Ssh – http reverse-proxy on one server passing through ssh/socks proxy to second server

http-proxyreverse-proxysocksssh

There are some web sites that I can only access from a limited set of machines, but I can ssh into some of these machines (only as a regular user) and use ssh -D to set up a SOCKS proxy on my local machine, through which I can access the sites.

What I'd prefer, however, is to be able to go to http://server.that.i.control/some_path/ (secured in some fashion) and have it be a reverse-proxy through ssh -D or something similar on server.that.i.control.

Is this doable, preferably with apache or lighttpd on server.that.i.control?

Best Answer

I don't know of a way for apache or lighttpd to use a SOCKS proxy, but I think this is still doable with just ssh and a web server.

There are three servers.

  1. your.server
  2. gateway.server
  3. web.server

your.server cannot access websites on web.server or ssh to web.server. From your.server you can ssh to gateway.server. From gateway.server you can access websites on web.server.

First, set up ssh such that when a previously unused port (say, 3000) is accessed the traffic is sent via ssh to gateway.server and then via a normal connection to port 80 (or whatever the relevant port is) on web.server.

[your.server]$ ssh -fnL 3000:web.server:80 gateway.server

Second, configure the proxy in apache.

<VirtualHost *:80>
    ServerName your.server
    ProxyPass /some_path http://localhost:3000
    ProxyPassReverse /some_path http://localhost:3000
    ProxyPassReverseCookieDomain web.server your.server
    ProxyPassReverseCookiePath / /some_path
</VirtualHost>

Now, you should be able to access http://your.server/some_path and get content from http://web.server. You may be done, or another step may be necessary.

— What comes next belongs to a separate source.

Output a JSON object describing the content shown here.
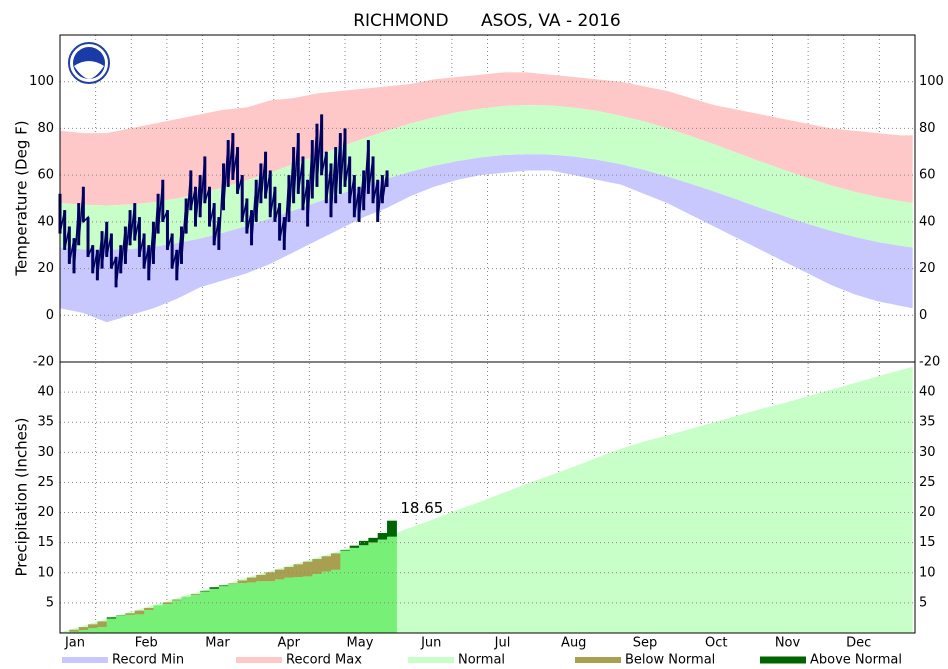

The potential flaw in this setup is that the Host header will be set to localhost when apache on your.server connects to web.server. If web.server host multiple sites and uses the Host header to decide what site to return, this won't work. I don't know of a way to have apache's mod_proxy change the Host header to something that isn't either the host that the request was made to (your.server) or the host of the backend server (which thanks to our ssh tunnel is localhost). A hack to work around this would be to edit the hosts file on your.server so that the domain names for the sites on web.server actually point to your.server. Let's say there are two sites you want to access, site1.web.server and site2.web.server. In /etc/hosts you would put

127.0.0.1 site1.web.server site2.web.server

and your apache configuration would change to

<VirtualHost *:80>
    ServerName your.server

    ProxyPass /some_path http://site1.web.server:3000
    ProxyPassReverse /some_path http://site1.web.server:3000
    ProxyPassReverseCookieDomain site1.web.server your.server
    ProxyPassReverseCookiePath / /some_path

    ProxyPass /another_path http://site2.web.server:3000
    ProxyPassReverse /another_path http://site2.web.server:3000
    ProxyPassReverseCookieDomain site2.web.server your.server
    ProxyPassReverseCookiePath / /another_path
</VirtualHost>

To secure access to your reverse proxy, look at Apache's authentication howto.